Lesson 3 official topic

i have a question : Why do we haven’t had Pclass_3 column in the exel table at 1:09:40 of the video

There was a similar (or same? ig) question asked during the lecture.
pclass can take three values, i.e., 1, 2, and 3.
pclass_1’s value is either 0 or 1. 0 indicates that pclass’s value is not 1 and 1 indicates otherwise.
pclass_2’s value is, again, either 0 or 1. Again, 0 indicates that pclass’s value is not 2 and 1 indicates otherwise.
For example, say, pclass has a value of 3. This would mean that pclass_1 = 0 and pclass_2 = 0 which implies that a variable pclass_3, should we choose to define it, would have a value pclass_3 = 1. But as you might have noticed in this example, pclass_1’s and pclass_2’s values are enough to tell that the value in pclass is 3. A new variable, pclass_3, would be redundant for the task at hand and the model does just fine without it.

1 Like

You can get the full set like this:

image_path = untar_data(URLs.MNIST)

I ended up figuring this out - honestly I think this question for chapter 4 of the book is premature and not very helpful, as chapter 5 basically answers it and shows a more efficient way of formatting this data. I ended up taking a small pytorch tutorial to figure out what I was doing wrong!

1 Like

Do you mind sharing how you formatted your data (a Colab or GitHub link would be fine)? I found it to be pretty straightforward because I first visualized the input shapes and output shapes for the matrix multiplication operations (different layers).
Here’s how I did it: AsquirousSpeaks - Classifying handwritten digits (THE MNIST!)
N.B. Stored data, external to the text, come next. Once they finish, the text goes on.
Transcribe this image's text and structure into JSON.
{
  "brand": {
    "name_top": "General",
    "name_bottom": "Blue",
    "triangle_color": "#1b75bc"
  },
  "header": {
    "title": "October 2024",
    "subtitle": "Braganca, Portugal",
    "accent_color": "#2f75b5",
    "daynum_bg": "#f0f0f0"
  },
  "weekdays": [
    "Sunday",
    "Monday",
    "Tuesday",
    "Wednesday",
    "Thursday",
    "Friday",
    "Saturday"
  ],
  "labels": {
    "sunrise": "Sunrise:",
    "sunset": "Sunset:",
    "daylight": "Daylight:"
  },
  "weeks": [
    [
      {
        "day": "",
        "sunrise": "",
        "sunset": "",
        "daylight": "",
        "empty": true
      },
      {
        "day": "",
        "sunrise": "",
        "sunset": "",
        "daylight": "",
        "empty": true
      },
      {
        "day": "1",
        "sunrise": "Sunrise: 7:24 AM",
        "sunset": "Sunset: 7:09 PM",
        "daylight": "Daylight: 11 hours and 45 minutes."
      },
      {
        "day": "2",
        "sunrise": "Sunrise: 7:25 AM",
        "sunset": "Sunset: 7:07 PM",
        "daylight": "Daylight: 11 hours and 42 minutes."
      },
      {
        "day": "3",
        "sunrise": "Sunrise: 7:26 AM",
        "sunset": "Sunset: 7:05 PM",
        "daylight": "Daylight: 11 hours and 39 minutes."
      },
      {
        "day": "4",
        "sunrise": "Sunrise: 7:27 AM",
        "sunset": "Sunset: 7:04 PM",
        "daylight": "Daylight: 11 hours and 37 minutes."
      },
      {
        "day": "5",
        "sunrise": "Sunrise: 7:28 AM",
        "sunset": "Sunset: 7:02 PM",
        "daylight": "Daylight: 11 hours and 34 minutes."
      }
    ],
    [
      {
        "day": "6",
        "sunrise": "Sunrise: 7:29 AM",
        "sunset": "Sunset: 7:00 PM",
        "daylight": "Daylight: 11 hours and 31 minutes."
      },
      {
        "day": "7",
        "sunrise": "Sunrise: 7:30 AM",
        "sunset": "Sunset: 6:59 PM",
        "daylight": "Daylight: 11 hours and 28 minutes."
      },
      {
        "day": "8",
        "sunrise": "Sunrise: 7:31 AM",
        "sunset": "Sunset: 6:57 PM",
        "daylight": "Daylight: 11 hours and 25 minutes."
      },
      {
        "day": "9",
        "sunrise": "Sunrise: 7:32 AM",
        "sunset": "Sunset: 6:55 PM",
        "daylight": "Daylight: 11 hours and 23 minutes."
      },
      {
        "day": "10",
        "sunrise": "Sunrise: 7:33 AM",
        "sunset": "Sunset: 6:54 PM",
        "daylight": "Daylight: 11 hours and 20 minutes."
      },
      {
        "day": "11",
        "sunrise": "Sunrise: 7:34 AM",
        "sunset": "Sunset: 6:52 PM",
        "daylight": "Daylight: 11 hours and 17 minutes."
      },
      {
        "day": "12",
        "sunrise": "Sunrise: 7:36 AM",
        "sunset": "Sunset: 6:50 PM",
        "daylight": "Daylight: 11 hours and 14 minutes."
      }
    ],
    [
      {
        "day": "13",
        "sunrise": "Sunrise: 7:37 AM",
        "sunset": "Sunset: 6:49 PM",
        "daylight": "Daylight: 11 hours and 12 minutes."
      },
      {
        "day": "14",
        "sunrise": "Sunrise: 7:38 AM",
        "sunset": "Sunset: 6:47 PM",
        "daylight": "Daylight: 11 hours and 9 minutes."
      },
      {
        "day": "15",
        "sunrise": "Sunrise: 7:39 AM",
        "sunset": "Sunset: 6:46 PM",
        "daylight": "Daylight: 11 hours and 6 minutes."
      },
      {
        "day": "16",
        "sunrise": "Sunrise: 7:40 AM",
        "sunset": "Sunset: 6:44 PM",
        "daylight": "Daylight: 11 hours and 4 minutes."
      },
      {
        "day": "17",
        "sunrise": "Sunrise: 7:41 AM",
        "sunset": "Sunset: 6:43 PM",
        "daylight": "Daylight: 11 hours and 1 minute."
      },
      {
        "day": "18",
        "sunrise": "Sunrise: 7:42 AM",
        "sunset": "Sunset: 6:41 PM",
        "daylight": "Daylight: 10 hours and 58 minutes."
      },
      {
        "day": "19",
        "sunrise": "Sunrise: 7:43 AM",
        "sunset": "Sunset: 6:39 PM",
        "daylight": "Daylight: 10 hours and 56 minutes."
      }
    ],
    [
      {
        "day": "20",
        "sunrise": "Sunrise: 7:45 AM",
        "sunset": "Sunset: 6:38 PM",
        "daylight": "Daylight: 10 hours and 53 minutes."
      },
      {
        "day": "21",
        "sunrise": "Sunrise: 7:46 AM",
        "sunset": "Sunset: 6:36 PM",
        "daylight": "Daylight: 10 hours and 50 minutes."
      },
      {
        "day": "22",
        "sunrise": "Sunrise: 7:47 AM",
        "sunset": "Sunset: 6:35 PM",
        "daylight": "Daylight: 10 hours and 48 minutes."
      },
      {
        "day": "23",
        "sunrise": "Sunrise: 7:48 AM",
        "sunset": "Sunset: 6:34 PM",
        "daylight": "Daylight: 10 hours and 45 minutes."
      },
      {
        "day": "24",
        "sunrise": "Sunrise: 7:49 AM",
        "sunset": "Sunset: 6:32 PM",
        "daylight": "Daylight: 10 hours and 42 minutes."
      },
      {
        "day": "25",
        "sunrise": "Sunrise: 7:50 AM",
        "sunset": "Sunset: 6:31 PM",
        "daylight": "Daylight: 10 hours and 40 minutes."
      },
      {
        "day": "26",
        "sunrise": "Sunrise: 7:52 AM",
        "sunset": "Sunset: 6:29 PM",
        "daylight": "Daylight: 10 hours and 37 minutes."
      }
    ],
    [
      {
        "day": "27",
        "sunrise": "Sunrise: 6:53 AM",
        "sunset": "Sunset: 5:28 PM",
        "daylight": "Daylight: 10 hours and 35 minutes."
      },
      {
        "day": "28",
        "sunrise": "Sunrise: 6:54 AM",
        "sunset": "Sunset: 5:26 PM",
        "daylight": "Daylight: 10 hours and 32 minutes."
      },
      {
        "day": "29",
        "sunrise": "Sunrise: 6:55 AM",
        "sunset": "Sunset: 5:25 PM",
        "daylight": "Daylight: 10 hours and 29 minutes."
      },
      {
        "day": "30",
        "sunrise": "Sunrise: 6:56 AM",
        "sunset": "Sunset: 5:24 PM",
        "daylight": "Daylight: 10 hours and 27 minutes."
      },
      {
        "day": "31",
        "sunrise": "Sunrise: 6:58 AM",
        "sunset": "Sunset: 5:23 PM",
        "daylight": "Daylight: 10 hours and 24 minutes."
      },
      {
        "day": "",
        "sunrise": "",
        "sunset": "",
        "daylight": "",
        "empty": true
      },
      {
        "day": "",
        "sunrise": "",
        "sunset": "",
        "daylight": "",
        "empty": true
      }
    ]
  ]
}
Also, please share your implementation for all the 10 digits as I’d like to see the implementations of SGD for the full dataset and if it differs from what’s there in chapter 4 (I personally didn’t do the whole SGD thing and used fastai methods).

Got it , Thank you


The “Universal Approximation Theorem” states that a neural network with 1 hidden layer can approximate any function.

If we use ReLu, are we not using only functions with positive slopes?

Probable I am misunderstanding some concepts but I couldn’t figure it out by my self.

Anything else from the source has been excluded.